Unfortunately, up until now, the City has been backlogged with licensing applications. If ultimately approved, the new amendments will lower licensing fees for small producers and wholesalers.
Overall, the updated licensing regulations are an effort to make the entire process much easier and faster for both the City and business prospects. The City wants to get more cannabis companies into full compliance with evolving regulations as quickly as possible.
The introduction of delivery services and new permits for developing sectors of the cannabis industry are intended to accomplish two things.
First, spur development. Second, address public concerns about the cannabis space. Yet, the slow roll out of licenses and the quickly changing compliance put some cannabis businesses in a tricky position.

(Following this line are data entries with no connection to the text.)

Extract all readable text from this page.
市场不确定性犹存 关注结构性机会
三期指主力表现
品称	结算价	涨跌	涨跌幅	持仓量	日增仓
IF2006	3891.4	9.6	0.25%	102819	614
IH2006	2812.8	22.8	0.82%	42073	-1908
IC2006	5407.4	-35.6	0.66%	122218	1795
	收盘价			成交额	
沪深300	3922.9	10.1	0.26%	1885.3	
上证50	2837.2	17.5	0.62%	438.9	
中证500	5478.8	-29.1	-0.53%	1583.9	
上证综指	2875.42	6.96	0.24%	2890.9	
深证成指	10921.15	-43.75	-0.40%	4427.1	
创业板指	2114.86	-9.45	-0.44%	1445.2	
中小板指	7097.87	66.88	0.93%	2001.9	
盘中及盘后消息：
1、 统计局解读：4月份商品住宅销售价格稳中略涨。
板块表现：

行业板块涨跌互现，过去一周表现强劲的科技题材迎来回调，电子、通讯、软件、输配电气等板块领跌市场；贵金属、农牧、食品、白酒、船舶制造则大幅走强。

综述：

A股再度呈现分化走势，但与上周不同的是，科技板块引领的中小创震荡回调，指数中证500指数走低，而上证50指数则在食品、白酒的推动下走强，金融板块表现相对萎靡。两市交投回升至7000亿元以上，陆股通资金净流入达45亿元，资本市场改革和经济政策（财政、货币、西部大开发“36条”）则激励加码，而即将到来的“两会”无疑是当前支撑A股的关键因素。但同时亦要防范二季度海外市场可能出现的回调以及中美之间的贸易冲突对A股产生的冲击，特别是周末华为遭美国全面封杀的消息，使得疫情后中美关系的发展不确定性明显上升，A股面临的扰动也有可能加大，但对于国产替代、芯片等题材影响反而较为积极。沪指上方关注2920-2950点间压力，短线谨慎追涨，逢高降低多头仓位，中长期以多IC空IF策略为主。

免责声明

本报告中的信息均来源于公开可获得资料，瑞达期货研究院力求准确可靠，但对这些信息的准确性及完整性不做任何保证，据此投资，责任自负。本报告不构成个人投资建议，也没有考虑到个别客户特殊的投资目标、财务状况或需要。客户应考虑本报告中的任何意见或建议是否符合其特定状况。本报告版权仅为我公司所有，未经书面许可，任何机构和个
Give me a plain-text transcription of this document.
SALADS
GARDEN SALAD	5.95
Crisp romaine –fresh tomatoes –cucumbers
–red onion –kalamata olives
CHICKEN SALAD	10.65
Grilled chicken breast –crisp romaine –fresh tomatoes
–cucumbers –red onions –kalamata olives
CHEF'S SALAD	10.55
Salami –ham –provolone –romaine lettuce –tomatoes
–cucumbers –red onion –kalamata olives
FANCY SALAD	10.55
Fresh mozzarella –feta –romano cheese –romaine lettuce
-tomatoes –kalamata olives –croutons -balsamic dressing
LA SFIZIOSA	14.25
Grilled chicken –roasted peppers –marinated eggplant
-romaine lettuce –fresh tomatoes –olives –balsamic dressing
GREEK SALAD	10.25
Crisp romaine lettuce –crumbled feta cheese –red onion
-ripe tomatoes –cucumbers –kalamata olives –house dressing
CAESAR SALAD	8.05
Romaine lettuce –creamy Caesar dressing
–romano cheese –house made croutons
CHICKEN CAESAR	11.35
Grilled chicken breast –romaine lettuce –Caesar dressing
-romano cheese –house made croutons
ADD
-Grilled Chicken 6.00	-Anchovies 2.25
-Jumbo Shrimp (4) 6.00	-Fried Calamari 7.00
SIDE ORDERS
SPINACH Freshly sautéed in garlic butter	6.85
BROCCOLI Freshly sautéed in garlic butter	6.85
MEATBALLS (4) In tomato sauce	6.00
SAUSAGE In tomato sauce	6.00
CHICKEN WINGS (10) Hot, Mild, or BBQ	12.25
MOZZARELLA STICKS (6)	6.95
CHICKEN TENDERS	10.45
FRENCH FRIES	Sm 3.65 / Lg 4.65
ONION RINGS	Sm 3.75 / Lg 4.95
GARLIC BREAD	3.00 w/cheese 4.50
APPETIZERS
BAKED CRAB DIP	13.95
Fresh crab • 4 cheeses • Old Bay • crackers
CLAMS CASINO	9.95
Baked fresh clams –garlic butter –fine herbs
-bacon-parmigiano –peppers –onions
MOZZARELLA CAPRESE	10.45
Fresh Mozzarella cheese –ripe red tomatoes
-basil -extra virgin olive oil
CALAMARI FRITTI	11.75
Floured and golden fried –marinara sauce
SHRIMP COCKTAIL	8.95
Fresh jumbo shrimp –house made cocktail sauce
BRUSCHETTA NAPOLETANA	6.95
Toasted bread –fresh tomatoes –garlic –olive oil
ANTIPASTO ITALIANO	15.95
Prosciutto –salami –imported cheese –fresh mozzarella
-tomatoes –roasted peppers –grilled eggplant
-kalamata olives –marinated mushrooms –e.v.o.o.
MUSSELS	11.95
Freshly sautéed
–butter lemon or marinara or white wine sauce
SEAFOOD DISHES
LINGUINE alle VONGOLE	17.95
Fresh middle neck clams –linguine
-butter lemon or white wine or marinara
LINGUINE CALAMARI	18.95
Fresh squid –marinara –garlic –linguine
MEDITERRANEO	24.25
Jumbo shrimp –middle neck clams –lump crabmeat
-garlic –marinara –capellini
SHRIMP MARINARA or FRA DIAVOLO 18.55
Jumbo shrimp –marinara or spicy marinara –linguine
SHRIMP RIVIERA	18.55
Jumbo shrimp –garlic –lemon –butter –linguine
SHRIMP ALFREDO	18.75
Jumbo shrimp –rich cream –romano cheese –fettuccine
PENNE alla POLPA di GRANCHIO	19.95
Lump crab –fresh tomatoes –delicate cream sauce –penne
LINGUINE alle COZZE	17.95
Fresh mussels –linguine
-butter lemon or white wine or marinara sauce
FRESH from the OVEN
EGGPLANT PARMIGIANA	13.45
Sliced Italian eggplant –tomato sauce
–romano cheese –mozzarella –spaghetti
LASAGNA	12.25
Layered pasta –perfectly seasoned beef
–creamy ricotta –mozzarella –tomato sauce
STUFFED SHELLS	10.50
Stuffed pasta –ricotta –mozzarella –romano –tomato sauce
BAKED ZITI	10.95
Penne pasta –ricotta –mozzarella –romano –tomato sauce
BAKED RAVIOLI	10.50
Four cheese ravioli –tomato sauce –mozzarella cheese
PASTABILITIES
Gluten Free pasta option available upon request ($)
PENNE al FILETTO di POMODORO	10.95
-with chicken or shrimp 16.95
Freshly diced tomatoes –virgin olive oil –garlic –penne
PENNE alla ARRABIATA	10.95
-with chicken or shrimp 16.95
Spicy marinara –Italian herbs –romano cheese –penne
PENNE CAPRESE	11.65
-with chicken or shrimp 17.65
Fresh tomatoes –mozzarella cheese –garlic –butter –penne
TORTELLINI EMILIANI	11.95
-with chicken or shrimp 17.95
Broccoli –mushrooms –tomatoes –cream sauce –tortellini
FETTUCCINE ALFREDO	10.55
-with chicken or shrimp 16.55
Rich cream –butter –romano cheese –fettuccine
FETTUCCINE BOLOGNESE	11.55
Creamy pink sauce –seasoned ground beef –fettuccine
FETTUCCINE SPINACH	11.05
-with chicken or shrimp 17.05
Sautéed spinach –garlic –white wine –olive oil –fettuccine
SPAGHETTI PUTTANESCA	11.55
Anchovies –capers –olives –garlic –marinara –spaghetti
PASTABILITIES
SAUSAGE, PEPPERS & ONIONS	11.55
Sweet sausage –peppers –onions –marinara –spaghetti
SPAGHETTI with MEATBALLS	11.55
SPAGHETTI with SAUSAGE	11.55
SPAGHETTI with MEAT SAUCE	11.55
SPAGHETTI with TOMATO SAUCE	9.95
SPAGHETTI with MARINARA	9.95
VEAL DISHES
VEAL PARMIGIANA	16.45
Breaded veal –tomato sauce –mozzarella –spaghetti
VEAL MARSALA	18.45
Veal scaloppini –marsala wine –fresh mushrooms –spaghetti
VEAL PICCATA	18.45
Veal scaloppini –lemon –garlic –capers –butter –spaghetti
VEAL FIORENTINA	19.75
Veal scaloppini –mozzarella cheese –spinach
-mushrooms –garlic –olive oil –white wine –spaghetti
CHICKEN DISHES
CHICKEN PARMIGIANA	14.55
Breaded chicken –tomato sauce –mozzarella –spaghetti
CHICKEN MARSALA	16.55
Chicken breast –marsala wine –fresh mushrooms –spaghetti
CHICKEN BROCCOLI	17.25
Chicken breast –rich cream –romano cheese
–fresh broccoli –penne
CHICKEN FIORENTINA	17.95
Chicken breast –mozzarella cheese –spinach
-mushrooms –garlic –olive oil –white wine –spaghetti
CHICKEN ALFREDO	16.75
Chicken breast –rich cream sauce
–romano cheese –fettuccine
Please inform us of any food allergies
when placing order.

Back in October of this year, Oregon implemented the most stringent cannabis testing regulations of any state. And more changes may be to come.
Jeff Rhoades, a senior adviser to Gov. Kate Brown, hopes to streamline cannabis regulations with other agricultural crops, such as apples and grapes.
Currently, the cannabis is subject to comprehensive testing at all stages of the production process, from flower to oil. Some argue that these new quality assurance standards are leaving dispensary shelves a little light, as producers rush to comply with the new standards.
All in all, Oregon cannabis businesses will be facing some end of year stress, as the statewide compliance deadline is set for the New Year.
Yet, Portland businesses have some breathing room. Due to the recent licensing delays, Portland City Council Commissioner Amanda Fritz stated at last week’s council meeting that the city will not shut down businesses who do not have their licenses by the first of the year.
After all, the council wants to help everyone achieve compliance as quickly as possible. Fritz explains,
We want to be very clear that the city and the Cannabis Policy Program will not be taking enforcement measures against any legally operating marijuana business that is currently waiting in line for its recreational license to be issued.
Though compliance and evolving regulations are a pain point for the industry right now, the rules proposed by the City Council attempt to sort out the issue. Not to mention, they have some serious positives.
The addition of delivery couriers will allow for greater industry and small businesses expansion overall, giving entrepreneurs more opportunities to get involved.
Not to mention, anything that speeds up the licensing and compliance process is sorely needed. The Portland City Council measures will be up for another hearing this week.